Выбрать главу

И действительно, царское посольство, приостановленное смоленским подвоеводием, долженствовало разрешить в Москве вопрос: спасать ли Польшу на краю гибели, или же оставить ее падать в такую яму, какую она рыла некогда под ногами Москвы?

Между тем по путивльским, чугуевским и белгородским «сакмам», или сторожевым пунктам, где стояли стрельцы и заставные головы, меняясь одни с другими «доезжими памятями», — с самого начала бунта Хмельницкого, казацкие забронники, или, как их называли царские люди, воры черкасы, и производили грабежи и разбои, подкрадывались по-татарски к московским сторожам и к пограничным селам, в числе пяти, двадцати и до двух сот человек, «нарядным делом», то есть в полном вооружении; побивали сторожевых стрельцов, отнимали станичных лошадей, ружья и всякую рухлядь. Иногда воры черкасы появлялись одни, иногда — вместе с татарами, и это повторялось так часто, что по реке Северному Донцу и по соседней степи не было за ними проезда. Даже те казаки, которые сидели пасеками с польской стороны по речкам Мже, Удам, Комольше, стали разбойничать на Донце и под Чугуевым. Воры черкасы, по зову Хмельницкого, вооружались на счет единоверных и единоплеменных пограничников за веру, честь и прочая, как проповедует малорусская историография [38].

Все своевольное и беспутное почуяло, что с Низу Днепра веет ветер, благоприятный для диких инстинктов и привычек.
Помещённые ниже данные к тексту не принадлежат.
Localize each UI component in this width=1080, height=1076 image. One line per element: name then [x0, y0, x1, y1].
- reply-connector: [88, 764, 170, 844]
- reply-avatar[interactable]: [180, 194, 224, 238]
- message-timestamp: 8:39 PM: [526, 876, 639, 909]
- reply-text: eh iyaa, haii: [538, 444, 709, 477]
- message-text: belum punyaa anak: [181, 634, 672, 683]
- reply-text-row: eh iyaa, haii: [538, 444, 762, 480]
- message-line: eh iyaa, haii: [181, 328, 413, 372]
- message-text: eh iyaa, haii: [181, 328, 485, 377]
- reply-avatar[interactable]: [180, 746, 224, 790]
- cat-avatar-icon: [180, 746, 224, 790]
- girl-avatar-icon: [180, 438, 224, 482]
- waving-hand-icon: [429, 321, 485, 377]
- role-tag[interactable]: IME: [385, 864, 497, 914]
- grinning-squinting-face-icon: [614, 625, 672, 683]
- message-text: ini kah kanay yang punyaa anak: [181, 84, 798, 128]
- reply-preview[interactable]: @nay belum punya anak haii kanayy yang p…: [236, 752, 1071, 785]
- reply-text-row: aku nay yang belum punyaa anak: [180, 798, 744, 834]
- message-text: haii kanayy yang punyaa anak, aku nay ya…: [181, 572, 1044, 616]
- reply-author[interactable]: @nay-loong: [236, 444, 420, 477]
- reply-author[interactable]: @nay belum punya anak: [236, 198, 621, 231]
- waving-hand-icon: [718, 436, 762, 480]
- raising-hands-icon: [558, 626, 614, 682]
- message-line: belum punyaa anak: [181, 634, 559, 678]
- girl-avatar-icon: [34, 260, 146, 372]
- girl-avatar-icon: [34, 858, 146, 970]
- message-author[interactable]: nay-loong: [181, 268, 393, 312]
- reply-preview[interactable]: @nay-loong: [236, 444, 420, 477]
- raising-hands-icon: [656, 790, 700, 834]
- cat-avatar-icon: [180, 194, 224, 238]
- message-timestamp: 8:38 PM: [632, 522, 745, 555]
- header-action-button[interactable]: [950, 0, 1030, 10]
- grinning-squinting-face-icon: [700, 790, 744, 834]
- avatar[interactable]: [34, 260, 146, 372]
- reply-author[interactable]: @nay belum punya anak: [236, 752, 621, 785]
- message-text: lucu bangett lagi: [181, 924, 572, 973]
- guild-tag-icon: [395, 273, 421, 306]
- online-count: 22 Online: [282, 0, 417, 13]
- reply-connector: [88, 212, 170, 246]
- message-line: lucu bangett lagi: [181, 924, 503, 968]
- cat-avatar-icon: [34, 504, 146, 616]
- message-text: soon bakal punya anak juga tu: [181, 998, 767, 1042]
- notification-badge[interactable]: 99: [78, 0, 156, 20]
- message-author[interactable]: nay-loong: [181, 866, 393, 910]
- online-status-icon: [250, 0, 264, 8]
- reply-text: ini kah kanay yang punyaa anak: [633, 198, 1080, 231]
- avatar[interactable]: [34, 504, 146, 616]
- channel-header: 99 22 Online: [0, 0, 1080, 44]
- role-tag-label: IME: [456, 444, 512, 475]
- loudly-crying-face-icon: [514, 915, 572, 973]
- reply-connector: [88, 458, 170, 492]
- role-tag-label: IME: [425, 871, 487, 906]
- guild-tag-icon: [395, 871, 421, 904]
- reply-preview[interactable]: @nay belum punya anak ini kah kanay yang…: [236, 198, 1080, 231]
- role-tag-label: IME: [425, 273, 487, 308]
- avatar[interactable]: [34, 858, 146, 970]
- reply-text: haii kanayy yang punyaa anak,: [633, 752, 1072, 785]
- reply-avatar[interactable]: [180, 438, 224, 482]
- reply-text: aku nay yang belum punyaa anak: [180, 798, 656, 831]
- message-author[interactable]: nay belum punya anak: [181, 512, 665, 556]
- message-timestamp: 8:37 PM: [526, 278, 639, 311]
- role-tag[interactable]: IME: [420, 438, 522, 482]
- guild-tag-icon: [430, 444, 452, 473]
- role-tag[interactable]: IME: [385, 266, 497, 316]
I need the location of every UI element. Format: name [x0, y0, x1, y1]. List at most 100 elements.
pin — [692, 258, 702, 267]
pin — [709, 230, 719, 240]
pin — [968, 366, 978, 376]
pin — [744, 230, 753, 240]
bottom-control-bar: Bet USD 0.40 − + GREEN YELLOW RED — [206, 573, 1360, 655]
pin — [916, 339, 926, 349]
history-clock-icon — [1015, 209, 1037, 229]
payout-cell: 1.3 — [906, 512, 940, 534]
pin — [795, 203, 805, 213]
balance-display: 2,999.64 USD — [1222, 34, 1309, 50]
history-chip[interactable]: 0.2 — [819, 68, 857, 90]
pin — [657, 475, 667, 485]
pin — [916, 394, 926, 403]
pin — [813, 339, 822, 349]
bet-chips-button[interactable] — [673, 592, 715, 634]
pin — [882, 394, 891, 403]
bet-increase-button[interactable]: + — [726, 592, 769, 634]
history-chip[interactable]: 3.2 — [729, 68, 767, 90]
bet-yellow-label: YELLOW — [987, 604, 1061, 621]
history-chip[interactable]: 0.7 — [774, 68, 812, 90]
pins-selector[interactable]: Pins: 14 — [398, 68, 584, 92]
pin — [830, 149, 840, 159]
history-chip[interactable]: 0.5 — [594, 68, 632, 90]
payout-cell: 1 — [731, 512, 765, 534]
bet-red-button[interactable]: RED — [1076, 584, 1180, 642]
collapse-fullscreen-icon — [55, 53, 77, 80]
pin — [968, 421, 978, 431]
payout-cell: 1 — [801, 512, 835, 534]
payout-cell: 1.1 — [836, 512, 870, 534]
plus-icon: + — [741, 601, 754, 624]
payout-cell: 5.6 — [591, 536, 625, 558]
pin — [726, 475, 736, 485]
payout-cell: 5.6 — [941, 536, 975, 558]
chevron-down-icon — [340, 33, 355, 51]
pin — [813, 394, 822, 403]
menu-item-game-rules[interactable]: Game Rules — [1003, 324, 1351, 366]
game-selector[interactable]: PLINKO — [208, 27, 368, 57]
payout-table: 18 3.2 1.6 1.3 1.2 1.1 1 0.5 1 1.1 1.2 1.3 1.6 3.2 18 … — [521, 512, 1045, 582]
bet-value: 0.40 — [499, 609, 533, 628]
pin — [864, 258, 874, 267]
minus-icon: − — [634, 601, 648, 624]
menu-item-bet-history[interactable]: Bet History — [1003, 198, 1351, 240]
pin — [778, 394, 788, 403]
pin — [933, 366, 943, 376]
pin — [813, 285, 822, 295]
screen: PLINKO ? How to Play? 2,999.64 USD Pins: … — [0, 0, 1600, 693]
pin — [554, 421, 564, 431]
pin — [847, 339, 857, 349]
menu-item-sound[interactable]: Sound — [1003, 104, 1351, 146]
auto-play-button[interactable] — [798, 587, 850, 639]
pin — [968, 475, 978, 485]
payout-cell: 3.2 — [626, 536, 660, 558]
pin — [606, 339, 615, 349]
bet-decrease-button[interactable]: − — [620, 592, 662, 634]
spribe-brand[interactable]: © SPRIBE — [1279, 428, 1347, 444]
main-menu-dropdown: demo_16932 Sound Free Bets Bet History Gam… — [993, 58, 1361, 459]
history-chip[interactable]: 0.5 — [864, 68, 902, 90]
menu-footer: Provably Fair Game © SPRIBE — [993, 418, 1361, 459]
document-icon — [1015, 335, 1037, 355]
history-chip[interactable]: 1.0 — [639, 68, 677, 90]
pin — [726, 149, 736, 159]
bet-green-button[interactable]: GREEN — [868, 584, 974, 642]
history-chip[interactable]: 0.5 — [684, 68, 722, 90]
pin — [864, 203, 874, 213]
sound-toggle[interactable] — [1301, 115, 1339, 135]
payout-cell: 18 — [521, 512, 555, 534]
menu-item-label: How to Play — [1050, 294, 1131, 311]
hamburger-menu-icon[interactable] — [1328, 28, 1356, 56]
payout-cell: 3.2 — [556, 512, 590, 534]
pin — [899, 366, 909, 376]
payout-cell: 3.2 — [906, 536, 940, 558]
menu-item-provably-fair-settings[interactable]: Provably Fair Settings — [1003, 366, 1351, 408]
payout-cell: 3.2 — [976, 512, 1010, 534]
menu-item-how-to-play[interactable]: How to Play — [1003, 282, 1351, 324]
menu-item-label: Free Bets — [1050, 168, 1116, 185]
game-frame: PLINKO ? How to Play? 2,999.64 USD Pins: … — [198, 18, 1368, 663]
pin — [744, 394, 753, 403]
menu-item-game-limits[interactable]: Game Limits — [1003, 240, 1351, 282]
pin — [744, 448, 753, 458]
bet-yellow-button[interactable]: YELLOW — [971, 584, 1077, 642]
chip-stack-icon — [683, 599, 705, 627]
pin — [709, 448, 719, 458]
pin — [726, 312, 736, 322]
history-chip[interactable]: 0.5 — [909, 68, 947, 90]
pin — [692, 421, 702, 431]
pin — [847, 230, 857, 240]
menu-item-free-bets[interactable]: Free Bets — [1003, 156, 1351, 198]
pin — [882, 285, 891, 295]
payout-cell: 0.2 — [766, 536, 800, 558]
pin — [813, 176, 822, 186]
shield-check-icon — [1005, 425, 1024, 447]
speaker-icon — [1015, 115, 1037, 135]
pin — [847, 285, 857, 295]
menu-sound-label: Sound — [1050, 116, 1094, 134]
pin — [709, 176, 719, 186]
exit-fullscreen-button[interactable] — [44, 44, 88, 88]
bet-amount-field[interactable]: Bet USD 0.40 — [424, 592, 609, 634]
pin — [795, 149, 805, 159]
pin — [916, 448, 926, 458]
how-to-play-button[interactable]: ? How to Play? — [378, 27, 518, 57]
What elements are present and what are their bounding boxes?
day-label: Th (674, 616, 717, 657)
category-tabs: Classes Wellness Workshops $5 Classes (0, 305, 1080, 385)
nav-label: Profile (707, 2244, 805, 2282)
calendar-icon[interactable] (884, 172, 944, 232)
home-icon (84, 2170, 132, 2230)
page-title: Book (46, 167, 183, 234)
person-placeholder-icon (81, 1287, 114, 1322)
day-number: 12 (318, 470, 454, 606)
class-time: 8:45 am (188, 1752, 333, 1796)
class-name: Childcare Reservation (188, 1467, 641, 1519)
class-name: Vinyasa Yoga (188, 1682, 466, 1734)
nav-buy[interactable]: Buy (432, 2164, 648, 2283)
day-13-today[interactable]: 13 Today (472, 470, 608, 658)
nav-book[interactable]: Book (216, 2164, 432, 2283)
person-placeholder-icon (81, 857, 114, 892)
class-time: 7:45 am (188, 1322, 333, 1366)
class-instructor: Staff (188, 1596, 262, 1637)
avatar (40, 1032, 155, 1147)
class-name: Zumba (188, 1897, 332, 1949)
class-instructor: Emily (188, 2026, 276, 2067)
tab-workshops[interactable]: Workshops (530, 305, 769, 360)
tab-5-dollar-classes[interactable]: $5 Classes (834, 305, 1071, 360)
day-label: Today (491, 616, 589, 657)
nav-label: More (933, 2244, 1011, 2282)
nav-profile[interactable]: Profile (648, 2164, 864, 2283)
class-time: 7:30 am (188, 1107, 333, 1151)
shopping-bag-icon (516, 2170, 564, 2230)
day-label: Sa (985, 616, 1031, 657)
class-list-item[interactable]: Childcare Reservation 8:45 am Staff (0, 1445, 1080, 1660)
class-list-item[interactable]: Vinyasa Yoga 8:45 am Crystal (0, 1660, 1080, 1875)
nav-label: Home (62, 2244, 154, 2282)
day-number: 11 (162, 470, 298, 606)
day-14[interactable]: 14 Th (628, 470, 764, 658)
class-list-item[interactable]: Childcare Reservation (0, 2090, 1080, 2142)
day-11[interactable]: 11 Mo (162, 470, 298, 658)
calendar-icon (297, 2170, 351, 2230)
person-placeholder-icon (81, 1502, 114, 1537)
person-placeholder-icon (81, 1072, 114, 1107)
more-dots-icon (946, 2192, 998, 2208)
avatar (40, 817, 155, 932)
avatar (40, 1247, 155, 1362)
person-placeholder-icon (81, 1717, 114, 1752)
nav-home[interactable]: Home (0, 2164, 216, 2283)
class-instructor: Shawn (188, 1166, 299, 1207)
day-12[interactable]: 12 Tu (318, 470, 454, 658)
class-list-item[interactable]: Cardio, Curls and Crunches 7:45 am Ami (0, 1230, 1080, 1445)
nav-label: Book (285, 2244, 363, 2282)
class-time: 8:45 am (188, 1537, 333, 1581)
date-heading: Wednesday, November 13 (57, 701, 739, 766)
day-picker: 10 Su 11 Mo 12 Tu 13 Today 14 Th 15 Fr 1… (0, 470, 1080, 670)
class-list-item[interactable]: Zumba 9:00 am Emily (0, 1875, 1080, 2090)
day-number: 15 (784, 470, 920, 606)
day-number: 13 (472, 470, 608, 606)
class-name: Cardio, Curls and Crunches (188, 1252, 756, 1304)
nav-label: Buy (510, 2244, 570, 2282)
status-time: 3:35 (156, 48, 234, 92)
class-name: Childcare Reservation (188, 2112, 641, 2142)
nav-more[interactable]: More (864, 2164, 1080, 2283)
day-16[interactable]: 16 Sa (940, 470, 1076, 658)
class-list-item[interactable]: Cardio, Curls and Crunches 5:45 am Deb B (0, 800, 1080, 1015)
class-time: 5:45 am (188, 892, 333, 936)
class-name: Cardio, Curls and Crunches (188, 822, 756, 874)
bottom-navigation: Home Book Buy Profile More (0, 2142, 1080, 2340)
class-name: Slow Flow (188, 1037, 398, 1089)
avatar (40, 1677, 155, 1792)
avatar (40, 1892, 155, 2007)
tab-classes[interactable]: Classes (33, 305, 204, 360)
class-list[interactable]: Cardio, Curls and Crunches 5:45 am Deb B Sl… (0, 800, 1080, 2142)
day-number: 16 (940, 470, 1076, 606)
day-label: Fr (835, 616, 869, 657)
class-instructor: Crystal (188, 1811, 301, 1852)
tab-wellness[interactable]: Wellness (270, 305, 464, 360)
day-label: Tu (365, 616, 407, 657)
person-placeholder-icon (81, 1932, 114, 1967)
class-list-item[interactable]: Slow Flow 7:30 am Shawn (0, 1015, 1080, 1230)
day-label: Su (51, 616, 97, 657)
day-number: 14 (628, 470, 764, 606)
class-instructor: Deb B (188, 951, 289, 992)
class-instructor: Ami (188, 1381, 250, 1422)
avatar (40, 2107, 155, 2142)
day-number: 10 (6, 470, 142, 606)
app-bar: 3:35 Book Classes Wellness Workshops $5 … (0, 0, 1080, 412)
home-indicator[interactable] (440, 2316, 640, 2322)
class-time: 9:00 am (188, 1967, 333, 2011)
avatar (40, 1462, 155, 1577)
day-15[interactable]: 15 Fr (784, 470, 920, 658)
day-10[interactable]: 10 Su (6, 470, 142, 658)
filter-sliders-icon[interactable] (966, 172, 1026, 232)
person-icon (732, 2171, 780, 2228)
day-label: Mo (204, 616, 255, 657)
Во всех «корчмах-княгинях», во всех разгульных «кабаках» и «шинках», где от казацкого хмелю валились печи и «за сажей не видать было Божия свету», как это воспевается в кобзарской думе, у всех «степных шинкарок», этих «Настей кабашных», где казак за свои «воровские» деньги живился грубыми наслаждениями жизни, на всех базарах и ярмарках — распевали тогда песни, которых полузаглушенные временем звуки донеслись и до нас:

Ой із Низу Дніпра тихий вітер віє-повіває, Військо козацьке запорозьке у похід виступає. Тілько Бог святий знає, Що Хмельницький думає-гадає...

В самом деле, мудрено было угадать мысли человека, который, по словам крымских «полоняников», обещал «служить хану вечным холопством», не предвидя, что у него будет в руках не хутор с тясминскими слободами да пасеками, а целое государство.

Испугался ли он своего успеха, боялся ли врезаться глубже в Королевскую землю, чтоб Орда в самом деле не взяла казачество в свое вечное холопство вместе с опустошенною Украиною, или же ему страшно было поднять на себя шляхту, сгущенную бегством во внутренних областях?..

Неизвестно, почему он остановился у самого входа в область городских и сельских промыслов, на Ярославской колонизационной границе, на «Рси». Этот его поступок до того был загадочен, что литовский канцлер приписывал его Божеской силе.

Хмельницкий, вероятно, и сам не знал, что ему делать, — ему, который хотел помститься над можновладником Конецпольским за обычные в Украине обиды, и, точно во сне, увидел себя победителем коронных гетманов. Новость и опасность его положения между татар и Руси, между бродяг и землевладельцев, между безхатников казаков и обладателей вооруженных замков, между православных и папистов, наконец между Крыма, Москвы и Польши, озадачивала его, надобно думать, так сильно, что он больше прежнего начал поддаваться казацкой привычке к беспробудному пьянству, которое привело его к смерти задолго до периода старческой немочи.

Он окружал себя — то странствующими монахами, то колдуньями и ворожеями. Лишь только занял он Белую Церковь, к нему хлынули чернецы и черницы за милостынею, теперь, очевидно, не такою скудною, какую получал от жмайловцев и тарасовцев голодный киевский митрополит. Но это была монастырская чернь, имевшая теперь так мало общего с «духовными старшими», как мужики с панами. Напротив то духовенство, которое скиталец Филипович называл Могилянами бежало из Киева вместе с латинскими ксендзами, униатами, шляхтою, жидами, армянами и всем зажиточным народом. Адам Кисель уведомлял об этом примаса из своей Гощи, от 31 (21) мая, среди важных сообщений и политических соображений, в таких словах:

«Хмельницкий объявил Киев своею столицей, и хотя все первенствующие люди, как духовные, так и светские всех религий (unicujusque religionis) бежали, он приказал оставшейся черни готовиться к его приезду».

вернуться

38

Еще и в апреле 1649 года царский дворянин Унковский упрекал Хмельницкого, в Чигирине, — что «черкасы нападают на порубежных людей, чинят им великие обиды, грабят и убивают, в угодья въезжают, пчел выдирают, рыбу ловят, хлеб и сено увозят насильно, и ваши порубежные начальники» (говорил Унковский) «таких воров не наказывают и не сыскивают».